Electromagnetic induction

Electromagnetic induction was independently discovered by Faraday in 1831 and by Henry in 1832. Faraday was prominent in publishing the results of his experiments.

In Faraday's first experimental demonstration of electromagnetic induction, he wrapped two wires around opposite sides of the iron ring. Based on his assessment of the newly discovered properties of electromagnets, he expected that when the current in a coil would start to flow, a kind of wave would travel through the ring and cause some electrical effect on the other side. 

He connected a wire to a galvanometer and saw that it connected the opposite wire to battery A. In fact, he saw a momentary current when he connected the wire to the battery, and another when he disconnected it.
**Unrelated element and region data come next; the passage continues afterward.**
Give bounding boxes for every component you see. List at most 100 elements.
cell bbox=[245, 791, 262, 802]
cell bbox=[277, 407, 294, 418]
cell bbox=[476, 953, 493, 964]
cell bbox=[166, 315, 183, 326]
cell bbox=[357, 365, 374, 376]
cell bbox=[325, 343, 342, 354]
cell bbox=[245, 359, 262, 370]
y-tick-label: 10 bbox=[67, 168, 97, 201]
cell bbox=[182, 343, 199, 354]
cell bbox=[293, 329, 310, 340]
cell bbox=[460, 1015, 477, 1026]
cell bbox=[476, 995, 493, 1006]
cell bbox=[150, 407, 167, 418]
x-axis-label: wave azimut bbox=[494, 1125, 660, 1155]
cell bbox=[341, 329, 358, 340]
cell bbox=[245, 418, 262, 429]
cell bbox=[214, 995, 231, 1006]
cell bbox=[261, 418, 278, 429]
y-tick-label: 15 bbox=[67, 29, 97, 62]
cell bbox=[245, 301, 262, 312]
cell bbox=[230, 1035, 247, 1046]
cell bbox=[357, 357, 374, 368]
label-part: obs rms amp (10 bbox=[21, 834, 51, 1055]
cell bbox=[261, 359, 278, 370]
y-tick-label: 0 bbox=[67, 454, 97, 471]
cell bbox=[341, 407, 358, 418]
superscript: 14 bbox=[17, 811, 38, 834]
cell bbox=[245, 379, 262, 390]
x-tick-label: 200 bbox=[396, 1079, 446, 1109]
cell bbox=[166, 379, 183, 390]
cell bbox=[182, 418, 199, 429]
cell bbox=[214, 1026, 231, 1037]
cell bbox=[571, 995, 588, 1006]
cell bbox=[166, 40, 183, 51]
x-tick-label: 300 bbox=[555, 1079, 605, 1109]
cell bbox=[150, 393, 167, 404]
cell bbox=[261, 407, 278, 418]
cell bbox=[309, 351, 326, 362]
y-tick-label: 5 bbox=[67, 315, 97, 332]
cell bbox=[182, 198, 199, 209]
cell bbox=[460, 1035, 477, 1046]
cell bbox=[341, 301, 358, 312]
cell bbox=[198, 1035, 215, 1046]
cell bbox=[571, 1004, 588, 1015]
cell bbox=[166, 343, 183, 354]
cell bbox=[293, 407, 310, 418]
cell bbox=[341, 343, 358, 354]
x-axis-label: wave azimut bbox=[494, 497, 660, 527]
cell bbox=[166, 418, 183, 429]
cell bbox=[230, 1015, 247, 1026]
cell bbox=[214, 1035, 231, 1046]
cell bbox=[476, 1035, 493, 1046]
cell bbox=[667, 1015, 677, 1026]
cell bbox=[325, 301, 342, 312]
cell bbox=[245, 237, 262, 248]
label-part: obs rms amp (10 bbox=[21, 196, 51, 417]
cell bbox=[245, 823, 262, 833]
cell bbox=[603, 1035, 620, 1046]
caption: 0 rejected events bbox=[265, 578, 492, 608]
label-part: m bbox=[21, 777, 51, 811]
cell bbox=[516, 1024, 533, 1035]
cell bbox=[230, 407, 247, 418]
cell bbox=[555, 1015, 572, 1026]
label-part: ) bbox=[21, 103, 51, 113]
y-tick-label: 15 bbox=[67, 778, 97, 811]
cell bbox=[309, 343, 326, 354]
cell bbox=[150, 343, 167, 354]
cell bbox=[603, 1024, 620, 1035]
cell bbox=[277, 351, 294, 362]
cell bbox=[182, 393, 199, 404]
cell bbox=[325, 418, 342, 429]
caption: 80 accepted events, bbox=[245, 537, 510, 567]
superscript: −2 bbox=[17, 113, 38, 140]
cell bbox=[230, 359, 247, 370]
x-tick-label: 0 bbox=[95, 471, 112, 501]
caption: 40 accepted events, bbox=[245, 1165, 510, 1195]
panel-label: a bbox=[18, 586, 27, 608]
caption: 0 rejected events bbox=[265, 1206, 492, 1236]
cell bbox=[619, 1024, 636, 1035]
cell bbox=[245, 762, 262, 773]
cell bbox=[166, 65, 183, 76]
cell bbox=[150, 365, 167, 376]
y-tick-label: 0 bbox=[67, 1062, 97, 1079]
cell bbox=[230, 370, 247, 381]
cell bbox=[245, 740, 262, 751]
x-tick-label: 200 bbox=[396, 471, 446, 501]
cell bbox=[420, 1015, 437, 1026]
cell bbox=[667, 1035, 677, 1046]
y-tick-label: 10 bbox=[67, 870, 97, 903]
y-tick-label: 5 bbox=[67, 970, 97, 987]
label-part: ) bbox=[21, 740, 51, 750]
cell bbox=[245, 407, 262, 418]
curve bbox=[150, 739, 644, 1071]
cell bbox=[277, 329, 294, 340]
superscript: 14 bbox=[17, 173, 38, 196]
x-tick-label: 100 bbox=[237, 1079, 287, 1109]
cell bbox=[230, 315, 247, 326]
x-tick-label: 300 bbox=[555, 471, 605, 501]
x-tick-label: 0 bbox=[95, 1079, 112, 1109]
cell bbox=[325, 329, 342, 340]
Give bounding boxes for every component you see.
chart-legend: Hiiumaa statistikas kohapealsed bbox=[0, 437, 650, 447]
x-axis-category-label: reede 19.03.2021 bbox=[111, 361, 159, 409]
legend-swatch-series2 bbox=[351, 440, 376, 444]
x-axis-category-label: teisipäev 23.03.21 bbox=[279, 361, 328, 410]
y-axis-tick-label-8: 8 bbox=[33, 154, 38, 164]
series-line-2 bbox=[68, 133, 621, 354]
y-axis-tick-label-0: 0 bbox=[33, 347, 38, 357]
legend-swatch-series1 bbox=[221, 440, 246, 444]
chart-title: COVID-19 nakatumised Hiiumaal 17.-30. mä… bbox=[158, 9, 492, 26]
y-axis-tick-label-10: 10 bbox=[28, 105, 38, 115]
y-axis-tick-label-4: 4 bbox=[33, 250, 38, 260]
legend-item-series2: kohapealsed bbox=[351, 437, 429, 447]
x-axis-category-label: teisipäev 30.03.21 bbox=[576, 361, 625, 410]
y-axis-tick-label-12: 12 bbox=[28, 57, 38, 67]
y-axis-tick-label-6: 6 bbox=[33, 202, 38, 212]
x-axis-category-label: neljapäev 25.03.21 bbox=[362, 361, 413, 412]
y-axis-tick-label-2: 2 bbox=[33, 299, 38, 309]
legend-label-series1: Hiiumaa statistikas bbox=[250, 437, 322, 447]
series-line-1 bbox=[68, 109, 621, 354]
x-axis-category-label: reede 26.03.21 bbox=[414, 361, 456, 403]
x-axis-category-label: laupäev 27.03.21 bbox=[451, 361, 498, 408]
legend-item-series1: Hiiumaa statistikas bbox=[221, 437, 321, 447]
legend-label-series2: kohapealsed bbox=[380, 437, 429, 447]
This induction was thanks to a change in magnetic flux that occurred when the battery was connected and disconnected. 

In two months, Faraday had found other manifestations of electromagnetic induction. For example, you noticed momentary currents when you quickly slid a magnet in and out of the cable's coil and produced a continuous direct current by twisting a copper disc near the bar magnet with a sliding power cable.
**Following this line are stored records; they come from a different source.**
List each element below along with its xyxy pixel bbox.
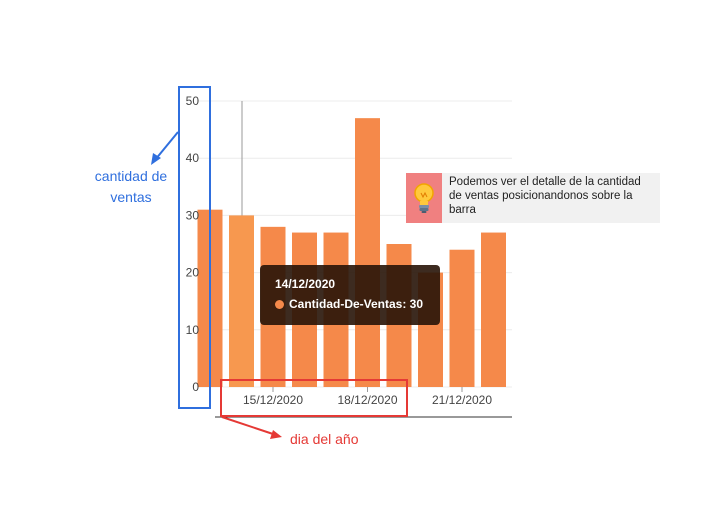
x-tick-label: 18/12/2020 <box>337 393 397 407</box>
x-axis-annotation: dia del año <box>290 431 359 447</box>
series-dot-icon <box>275 299 284 309</box>
bar[interactable] <box>449 249 475 387</box>
y-tick-label: 40 <box>186 151 200 165</box>
lightbulb-icon-box <box>406 173 442 223</box>
x-tick-label: 15/12/2020 <box>243 393 303 407</box>
tip-note: Podemos ver el detalle de la cantidad de… <box>406 173 660 223</box>
y-axis-ticks: 0 10 20 30 40 50 <box>186 94 200 394</box>
bar[interactable] <box>355 118 380 387</box>
y-tick-label: 30 <box>186 208 200 222</box>
y-tick-label: 0 <box>192 380 199 394</box>
tip-note-text: Podemos ver el detalle de la cantidad de… <box>449 176 641 216</box>
bar[interactable] <box>481 232 506 387</box>
y-tick-label: 10 <box>186 323 200 337</box>
x-tick-label: 21/12/2020 <box>432 393 492 407</box>
tooltip-series-label: Cantidad-De-Ventas: 30 <box>289 297 424 311</box>
tooltip-date: 14/12/2020 <box>275 277 336 291</box>
bar-tooltip: 14/12/2020 Cantidad-De-Ventas: 30 <box>260 265 440 325</box>
y-tick-label: 20 <box>186 266 200 280</box>
y-axis-highlight-box <box>178 86 211 409</box>
red-arrow-icon <box>221 416 282 439</box>
x-axis-highlight-box <box>220 379 408 417</box>
x-axis-ticks: 15/12/2020 18/12/2020 21/12/2020 <box>243 387 492 407</box>
y-tick-label: 50 <box>186 94 200 108</box>
y-axis-annotation: cantidad de ventas <box>94 168 168 205</box>
lightbulb-icon <box>414 183 434 213</box>
bar[interactable] <box>229 215 254 387</box>
blue-arrow-icon <box>151 131 179 165</box>
tooltip-row: Cantidad-De-Ventas: 30 <box>275 297 423 311</box>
Faraday explained EMI using the lines of force concept. However, scientists at the time widely rejected his theoretical ideas, as they were not mathematically prepared. The one exception was James Clerk Maxwell, who used Faraday's ideas in 1861–1862 based on his quantitative electromagnetic theory.

In Maxwell's papers, the time-varying aspect of electromagnetic induction is expressed as an equation, which Haviside mentions as Faraday's law, although it differs from the earlier version of Faraday's law, and electromagnetism. It does not describe forces.

Lenz's law, formulated by Emile Lenz in 1834, describes "flow through the circuit" and provides the direction of the induced EMF and the current generated by electromagnetic induction.